A criminal justice reformer running a bare-bones, grassroots campaign is building momentum to transform the Queens District Attorney’s office for the first time in close to 30 years.
Cabán’s campaign is centered on healing community trauma, ending mass incarceration, diverting funds from the DA’s office back to communities, stopping the prosecution of minor offenses, and ending the construction of new jails. She’s represented over 1,000 clients as a public defender, and she says running to transform the DA’s office is the next natural step in her advocacy for her clients.
At 31, Cabán is the youngest candidate on the ballot. She currently has no health care because she took time off from her day job to run. And she’s deferred her student loans, her campaign told The Intercept.
Since the race’s petitioning period ended April 4, Cabán has been endorsed by the National DSA, the Progressive Change Campaign Committee, Our Revolution, People for Bernie, the sex workers group Red Canary, the New Visions Democratic Club, the National Association of Social Workers, the 504 Democratic Club, No IDC NY, the Jim Owles Liberal Democratic Club, Rockaway Revolution, and the New Queens Democrats.

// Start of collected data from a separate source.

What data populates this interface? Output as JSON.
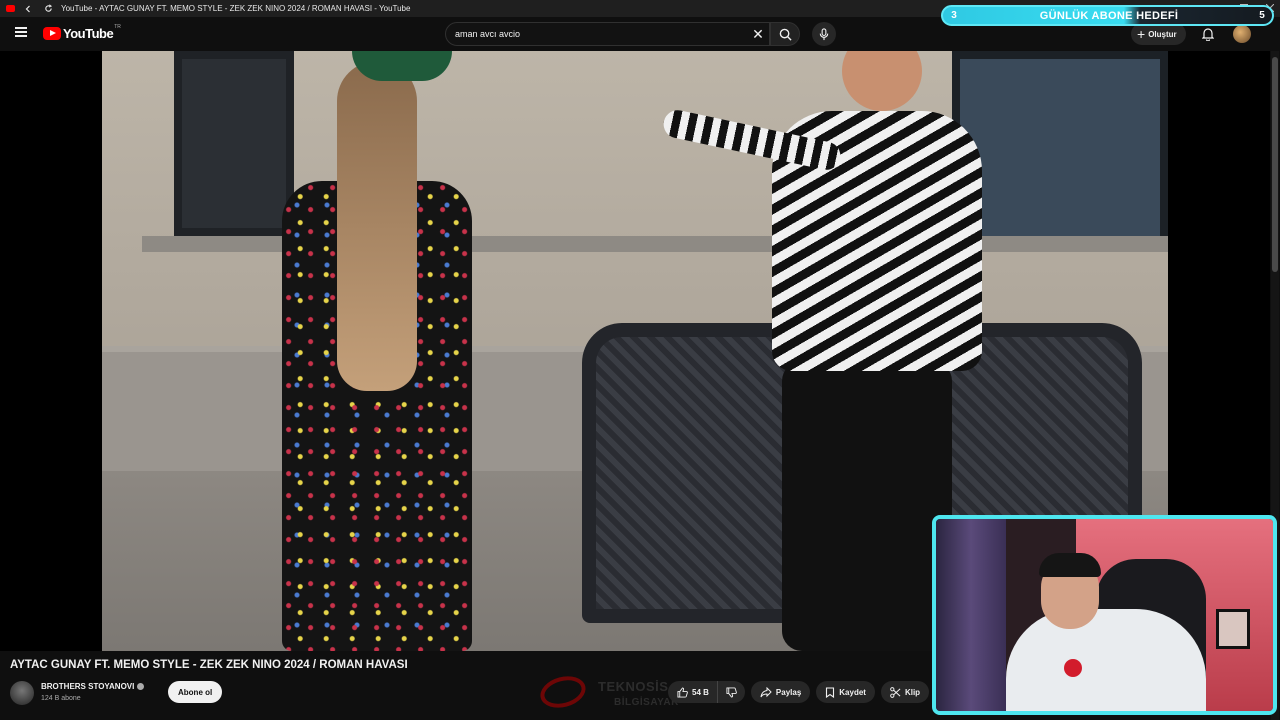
{
  "window": {
    "title": "YouTube - AYTAC GUNAY FT. MEMO STYLE - ZEK ZEK NINO 2024 / ROMAN HAVASI - YouTube"
  },
  "goal_overlay": {
    "current": "3",
    "label": "GÜNLÜK ABONE HEDEFİ",
    "target": "5",
    "progress": 0.6
  },
  "header": {
    "logo_text": "YouTube",
    "region": "TR",
    "search_value": "aman avcı avcio",
    "create_label": "Oluştur"
  },
  "video": {
    "title": "AYTAC GUNAY FT. MEMO STYLE - ZEK ZEK NINO 2024 / ROMAN HAVASI",
    "channel_name": "BROTHERS STOYANOVI",
    "subscribers": "124 B abone",
    "subscribe_label": "Abone ol"
  },
  "watermark": {
    "line1": "TEKNOSİS",
    "line2": "BİLGİSAYAR"
  },
  "actions": {
    "likes": "54 B",
    "share": "Paylaş",
    "save": "Kaydet",
    "clip": "Klip"
  },
  "colors": {
    "youtube_red": "#ff0000",
    "overlay_cyan": "#4ee6ef"
  }
}
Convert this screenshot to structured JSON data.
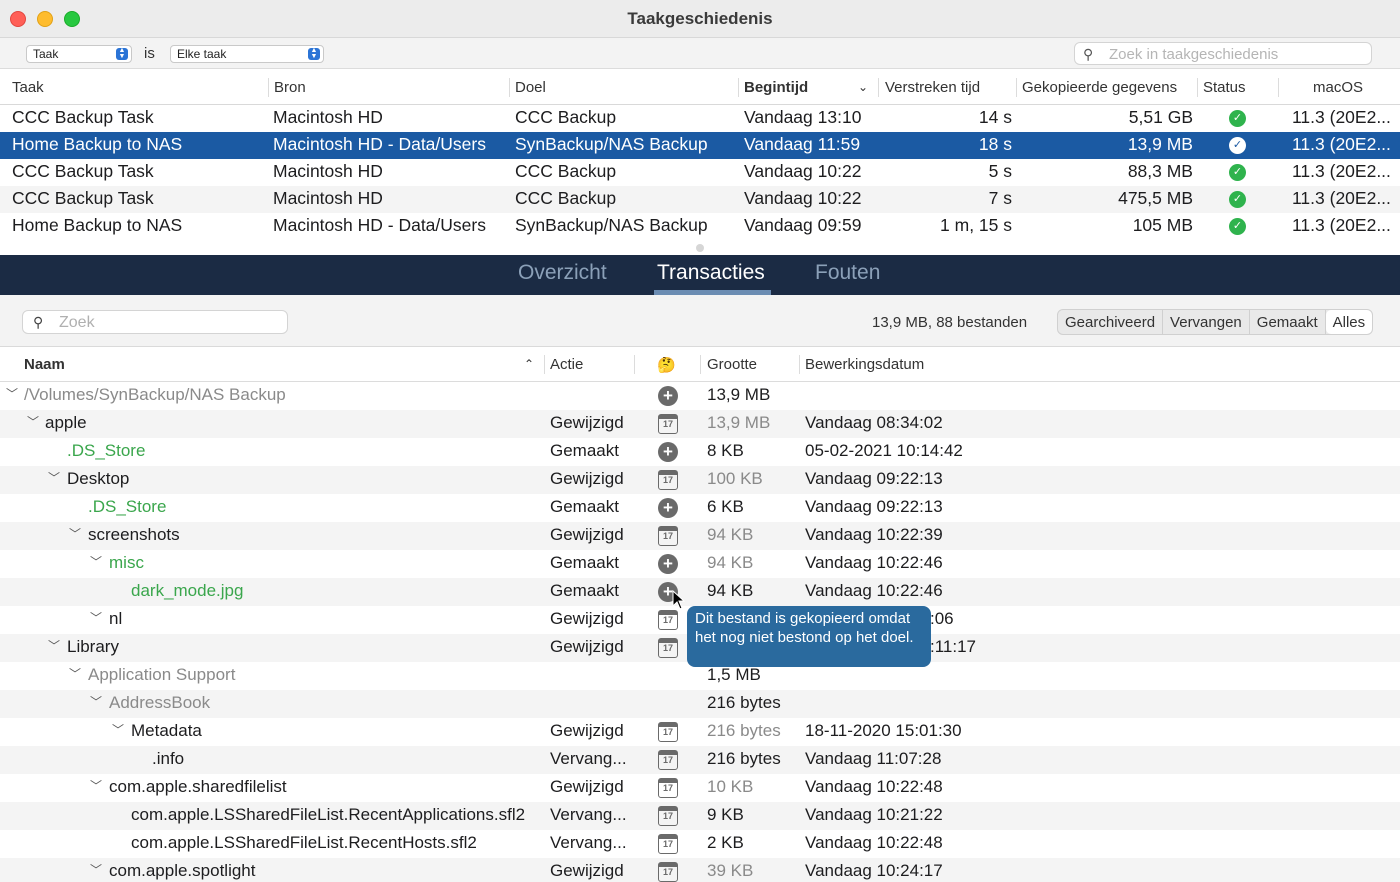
{
  "window": {
    "title": "Taakgeschiedenis"
  },
  "filter": {
    "field": "Taak",
    "is_label": "is",
    "value": "Elke taak",
    "search_placeholder": "Zoek in taakgeschiedenis"
  },
  "history": {
    "columns": [
      "Taak",
      "Bron",
      "Doel",
      "Begintijd",
      "Verstreken tijd",
      "Gekopieerde gegevens",
      "Status",
      "macOS"
    ],
    "rows": [
      [
        "CCC Backup Task",
        "Macintosh HD",
        "CCC Backup",
        "Vandaag 13:10",
        "14 s",
        "5,51 GB",
        "ok",
        "11.3 (20E2..."
      ],
      [
        "Home Backup to NAS",
        "Macintosh HD - Data/Users",
        "SynBackup/NAS Backup",
        "Vandaag 11:59",
        "18 s",
        "13,9 MB",
        "ok",
        "11.3 (20E2..."
      ],
      [
        "CCC Backup Task",
        "Macintosh HD",
        "CCC Backup",
        "Vandaag 10:22",
        "5 s",
        "88,3 MB",
        "ok",
        "11.3 (20E2..."
      ],
      [
        "CCC Backup Task",
        "Macintosh HD",
        "CCC Backup",
        "Vandaag 10:22",
        "7 s",
        "475,5 MB",
        "ok",
        "11.3 (20E2..."
      ],
      [
        "Home Backup to NAS",
        "Macintosh HD - Data/Users",
        "SynBackup/NAS Backup",
        "Vandaag 09:59",
        "1 m, 15 s",
        "105 MB",
        "ok",
        "11.3 (20E2..."
      ]
    ],
    "selected_row": 1
  },
  "tabs": [
    "Overzicht",
    "Transacties",
    "Fouten"
  ],
  "active_tab": "Transacties",
  "transactions": {
    "search_placeholder": "Zoek",
    "summary": "13,9 MB, 88 bestanden",
    "filters": [
      "Gearchiveerd",
      "Vervangen",
      "Gemaakt",
      "Alles"
    ],
    "active_filter": "Alles",
    "columns": {
      "name": "Naam",
      "action": "Actie",
      "icon": "🤔",
      "size": "Grootte",
      "date": "Bewerkingsdatum"
    },
    "rows": [
      {
        "name": "/Volumes/SynBackup/NAS Backup",
        "action": "",
        "icon": "plus",
        "size": "13,9 MB",
        "date": ""
      },
      {
        "name": "apple",
        "action": "Gewijzigd",
        "icon": "calendar",
        "size": "13,9 MB",
        "date": "Vandaag 08:34:02"
      },
      {
        "name": ".DS_Store",
        "action": "Gemaakt",
        "icon": "plus",
        "size": "8 KB",
        "date": "05-02-2021 10:14:42"
      },
      {
        "name": "Desktop",
        "action": "Gewijzigd",
        "icon": "calendar",
        "size": "100 KB",
        "date": "Vandaag 09:22:13"
      },
      {
        "name": ".DS_Store",
        "action": "Gemaakt",
        "icon": "plus",
        "size": "6 KB",
        "date": "Vandaag 09:22:13"
      },
      {
        "name": "screenshots",
        "action": "Gewijzigd",
        "icon": "calendar",
        "size": "94 KB",
        "date": "Vandaag 10:22:39"
      },
      {
        "name": "misc",
        "action": "Gemaakt",
        "icon": "plus",
        "size": "94 KB",
        "date": "Vandaag 10:22:46"
      },
      {
        "name": "dark_mode.jpg",
        "action": "Gemaakt",
        "icon": "plus",
        "size": "94 KB",
        "date": "Vandaag 10:22:46"
      },
      {
        "name": "nl",
        "action": "Gewijzigd",
        "icon": "calendar",
        "size": "",
        "date": ":06"
      },
      {
        "name": "Library",
        "action": "Gewijzigd",
        "icon": "calendar",
        "size": "",
        "date": ":11:17"
      },
      {
        "name": "Application Support",
        "action": "",
        "icon": "",
        "size": "1,5 MB",
        "date": ""
      },
      {
        "name": "AddressBook",
        "action": "",
        "icon": "",
        "size": "216 bytes",
        "date": ""
      },
      {
        "name": "Metadata",
        "action": "Gewijzigd",
        "icon": "calendar",
        "size": "216 bytes",
        "date": "18-11-2020 15:01:30"
      },
      {
        "name": ".info",
        "action": "Vervang...",
        "icon": "calendar",
        "size": "216 bytes",
        "date": "Vandaag 11:07:28"
      },
      {
        "name": "com.apple.sharedfilelist",
        "action": "Gewijzigd",
        "icon": "calendar",
        "size": "10 KB",
        "date": "Vandaag 10:22:48"
      },
      {
        "name": "com.apple.LSSharedFileList.RecentApplications.sfl2",
        "action": "Vervang...",
        "icon": "calendar",
        "size": "9 KB",
        "date": "Vandaag 10:21:22"
      },
      {
        "name": "com.apple.LSSharedFileList.RecentHosts.sfl2",
        "action": "Vervang...",
        "icon": "calendar",
        "size": "2 KB",
        "date": "Vandaag 10:22:48"
      },
      {
        "name": "com.apple.spotlight",
        "action": "Gewijzigd",
        "icon": "calendar",
        "size": "39 KB",
        "date": "Vandaag 10:24:17"
      }
    ]
  },
  "tooltip": {
    "text": "Dit bestand is gekopieerd omdat het nog niet bestond op het doel."
  },
  "colors": {
    "selection": "#1b5aa3",
    "tab_band": "#1b2b44",
    "status_ok": "#2fb34d",
    "created_green": "#3aa64c",
    "tooltip_bg": "#2a6a9e"
  }
}
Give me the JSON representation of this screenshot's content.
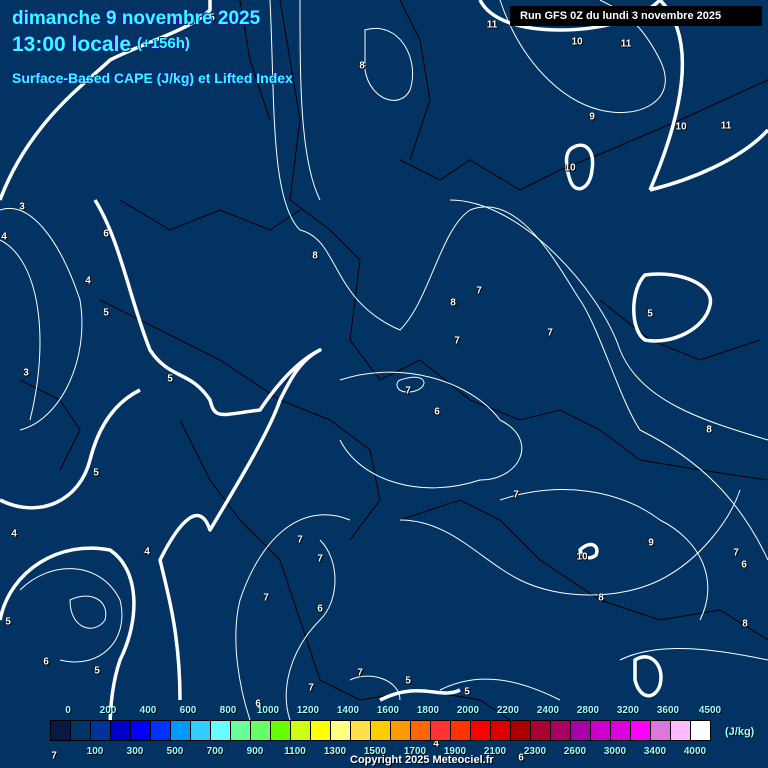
{
  "header": {
    "date": "dimanche 9 novembre 2025",
    "time": "13:00 locale",
    "lead": "(+156h)",
    "title": "Surface-Based CAPE (J/kg) et Lifted Index",
    "run": "Run GFS 0Z du lundi 3 novembre 2025"
  },
  "colors": {
    "background": "#023363",
    "contour": "#ffffff",
    "borders": "#000000",
    "title": "#33ffff"
  },
  "map": {
    "contour_labels": [
      "5",
      "11",
      "10",
      "11",
      "8",
      "9",
      "10",
      "11",
      "10",
      "3",
      "4",
      "6",
      "8",
      "4",
      "5",
      "8",
      "7",
      "7",
      "5",
      "3",
      "5",
      "7",
      "7",
      "6",
      "8",
      "5",
      "7",
      "4",
      "4",
      "7",
      "7",
      "10",
      "9",
      "7",
      "6",
      "6",
      "8",
      "8",
      "5",
      "6",
      "5",
      "7",
      "7",
      "5",
      "5",
      "7",
      "6",
      "6",
      "7",
      "4"
    ]
  },
  "colorbar": {
    "unit": "(J/kg)",
    "swatches": [
      "#0a1845",
      "#003366",
      "#003399",
      "#0000cc",
      "#0000ff",
      "#0033ff",
      "#0099ff",
      "#33ccff",
      "#66ffff",
      "#66ff99",
      "#66ff66",
      "#66ff00",
      "#ccff11",
      "#ffff00",
      "#ffff80",
      "#ffe24a",
      "#ffcc00",
      "#ff9900",
      "#ff6600",
      "#ff3333",
      "#ff3300",
      "#ff0000",
      "#dd0000",
      "#aa0000",
      "#aa0033",
      "#aa0066",
      "#aa00aa",
      "#cc00cc",
      "#dd00dd",
      "#ff00ff",
      "#dd77dd",
      "#ffbbff",
      "#ffffff"
    ],
    "top_labels": [
      "0",
      "200",
      "400",
      "600",
      "800",
      "1000",
      "1200",
      "1400",
      "1600",
      "1800",
      "2000",
      "2200",
      "2400",
      "2800",
      "3200",
      "3600",
      "4500"
    ],
    "bottom_labels": [
      "100",
      "300",
      "500",
      "700",
      "900",
      "1100",
      "1300",
      "1500",
      "1700",
      "1900",
      "2100",
      "2300",
      "2600",
      "3000",
      "3400",
      "4000"
    ]
  },
  "footer": {
    "copyright": "Copyright 2025 Meteociel.fr"
  }
}
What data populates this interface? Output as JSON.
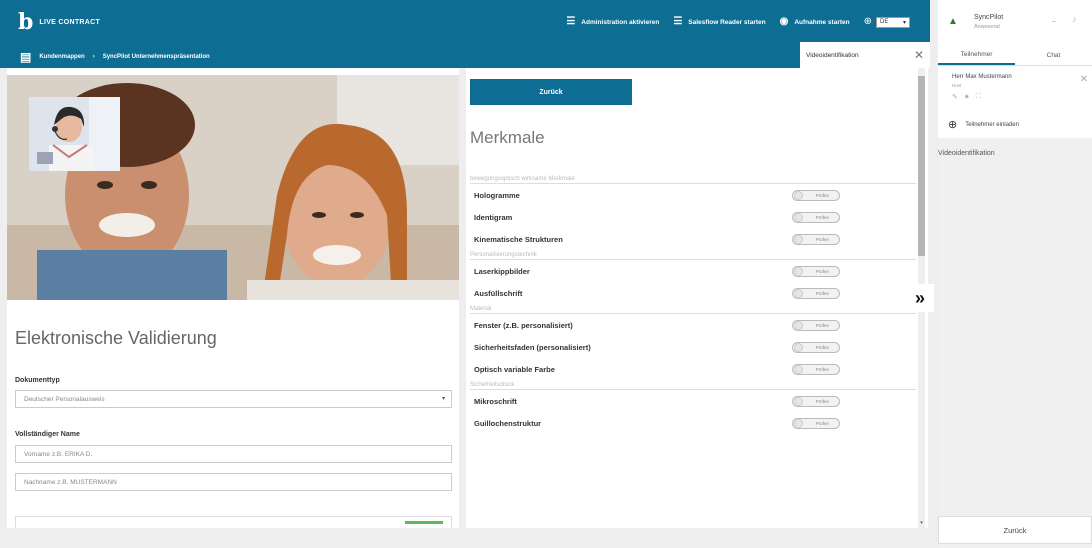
{
  "header": {
    "logo_mark": "b",
    "logo_text": "LIVE CONTRACT",
    "nav": [
      {
        "label": "Administration aktivieren",
        "icon": "list-icon"
      },
      {
        "label": "Salesflow Reader starten",
        "icon": "list-icon"
      },
      {
        "label": "Aufnahme starten",
        "icon": "record-icon"
      }
    ],
    "language": "DE",
    "breadcrumb": [
      "Kundenmappen",
      "SyncPilot Unternehmenspräsentation"
    ],
    "video_tab": "Videoidentifikation",
    "brand_color": "#0e6d93"
  },
  "left": {
    "title": "Elektronische Validierung",
    "doc_type_label": "Dokumenttyp",
    "doc_type_value": "Deutscher Personalausweis",
    "name_label": "Vollständiger Name",
    "firstname_placeholder": "Vorname z.B. ERIKA D.",
    "lastname_placeholder": "Nachname z.B. MUSTERMANN"
  },
  "middle": {
    "back_label": "Zurück",
    "title": "Merkmale",
    "toggle_label": "Prüfen",
    "sections": [
      {
        "title": "bewegungsoptisch wirksame Merkmale",
        "items": [
          "Hologramme",
          "Identigram",
          "Kinematische Strukturen"
        ]
      },
      {
        "title": "Personalisierungstechnik",
        "items": [
          "Laserkippbilder",
          "Ausfüllschrift"
        ]
      },
      {
        "title": "Material",
        "items": [
          "Fenster (z.B. personalisiert)",
          "Sicherheitsfaden (personalisiert)",
          "Optisch variable Farbe"
        ]
      },
      {
        "title": "Sicherheitsdruck",
        "items": [
          "Mikroschrift",
          "Guillochenstruktur"
        ]
      }
    ]
  },
  "expand_glyph": "»",
  "right": {
    "user_name": "SyncPilot",
    "user_role": "Anwesend",
    "tabs": [
      "Teilnehmer",
      "Chat"
    ],
    "participant_name": "Herr Max Mustermann",
    "participant_role": "Host",
    "invite_label": "Teilnehmer einladen",
    "section_title": "Videoidentifikation",
    "back_label": "Zurück"
  }
}
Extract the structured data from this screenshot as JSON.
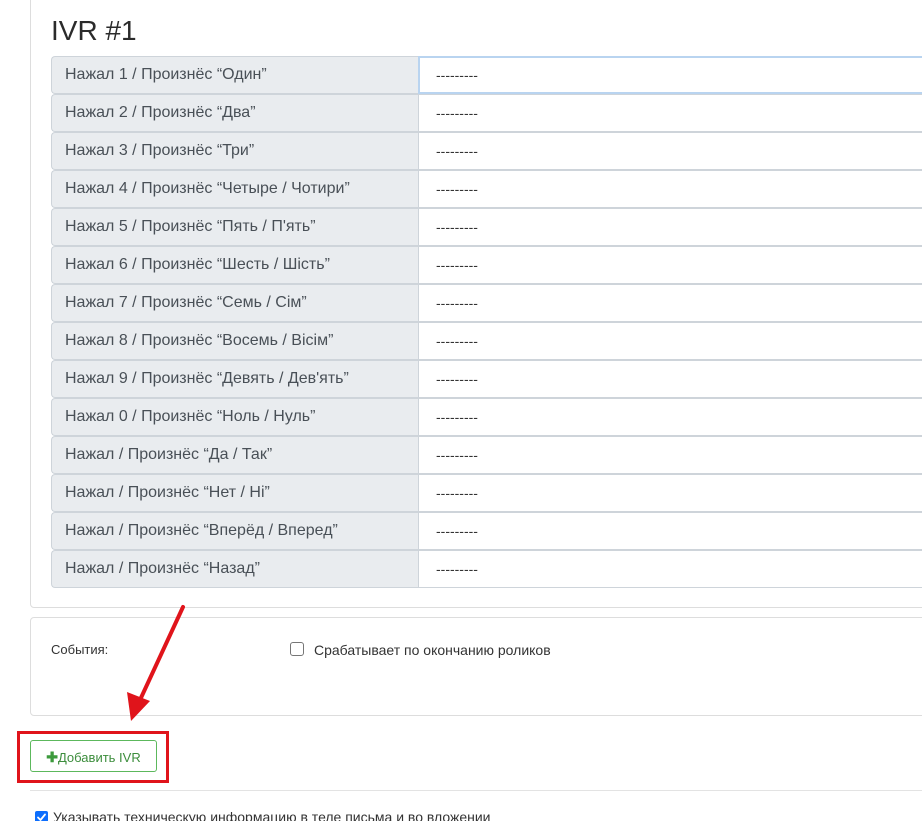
{
  "ivr": {
    "title": "IVR #1",
    "options": [
      {
        "label": "Нажал 1 / Произнёс  “Один”",
        "value": "---------"
      },
      {
        "label": "Нажал 2 / Произнёс  “Два”",
        "value": "---------"
      },
      {
        "label": "Нажал 3 / Произнёс  “Три”",
        "value": "---------"
      },
      {
        "label": "Нажал 4 / Произнёс  “Четыре / Чотири”",
        "value": "---------"
      },
      {
        "label": "Нажал 5 / Произнёс  “Пять / П'ять”",
        "value": "---------"
      },
      {
        "label": "Нажал 6 / Произнёс  “Шесть / Шість”",
        "value": "---------"
      },
      {
        "label": "Нажал 7 / Произнёс  “Семь / Сім”",
        "value": "---------"
      },
      {
        "label": "Нажал 8 / Произнёс  “Восемь / Вісім”",
        "value": "---------"
      },
      {
        "label": "Нажал 9 / Произнёс  “Девять / Дев'ять”",
        "value": "---------"
      },
      {
        "label": "Нажал 0 / Произнёс  “Ноль / Нуль”",
        "value": "---------"
      },
      {
        "label": "Нажал / Произнёс  “Да / Так”",
        "value": "---------"
      },
      {
        "label": "Нажал / Произнёс  “Нет / Ні”",
        "value": "---------"
      },
      {
        "label": "Нажал / Произнёс  “Вперёд / Вперед”",
        "value": "---------"
      },
      {
        "label": "Нажал / Произнёс  “Назад”",
        "value": "---------"
      }
    ]
  },
  "events": {
    "label": "События:",
    "checkbox_label": "Срабатывает по окончанию роликов",
    "checked": false
  },
  "add_button": {
    "icon": "plus-icon",
    "label": "Добавить IVR"
  },
  "tech_info": {
    "label": "Указывать техническую информацию в теле письма и во вложении",
    "checked": true
  },
  "colors": {
    "highlight": "#e0141b",
    "button_accent": "#5cb85c",
    "addon_bg": "#e9ecef"
  }
}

She’s also got backing from former New York gubernatorial candidate Cynthia Nixon; New York State Sens. Jessica Ramos, Luis Sepúlveda, and Gustavo Rivera; New York City Councilmembers Brad Lander and Jimmy Van Bramer; and activists and attorneys such as Zephyr Teachout, Marc Fliedner, Linda Sarsour, Akeem Browder, and Allen Roskoff.
Cabán’s campaign has also attracted top-tier political staff, including campaign manager Luke Hayes, who worked on State Sen. Alessandra Biaggi’s campaign to challenge New York’s IDC; fundraising consultant Elana Leopold, who led fundraising efforts for Nixon, Mayor Bill de Blasio, and Ramos, another IDC challenger; and communications director Monica Klein, who led the press team on de Blasio’s 2017 campaign and handled communications for Ramos and congressional candidate Liuba Grechen Shirley, and also helped lead the Working Families Party effort to break up the IDC.
Cabán’s top opponent at this point in the race is Katz, a career politician with no courtroom experience who’s run for at least six offices throughout New York. Despite her machine backing and questionable past positions on issues from the death penalty to cash bail, Katz has moved closer and closer to Cabán on a number of issues since The Intercept covered the race in March.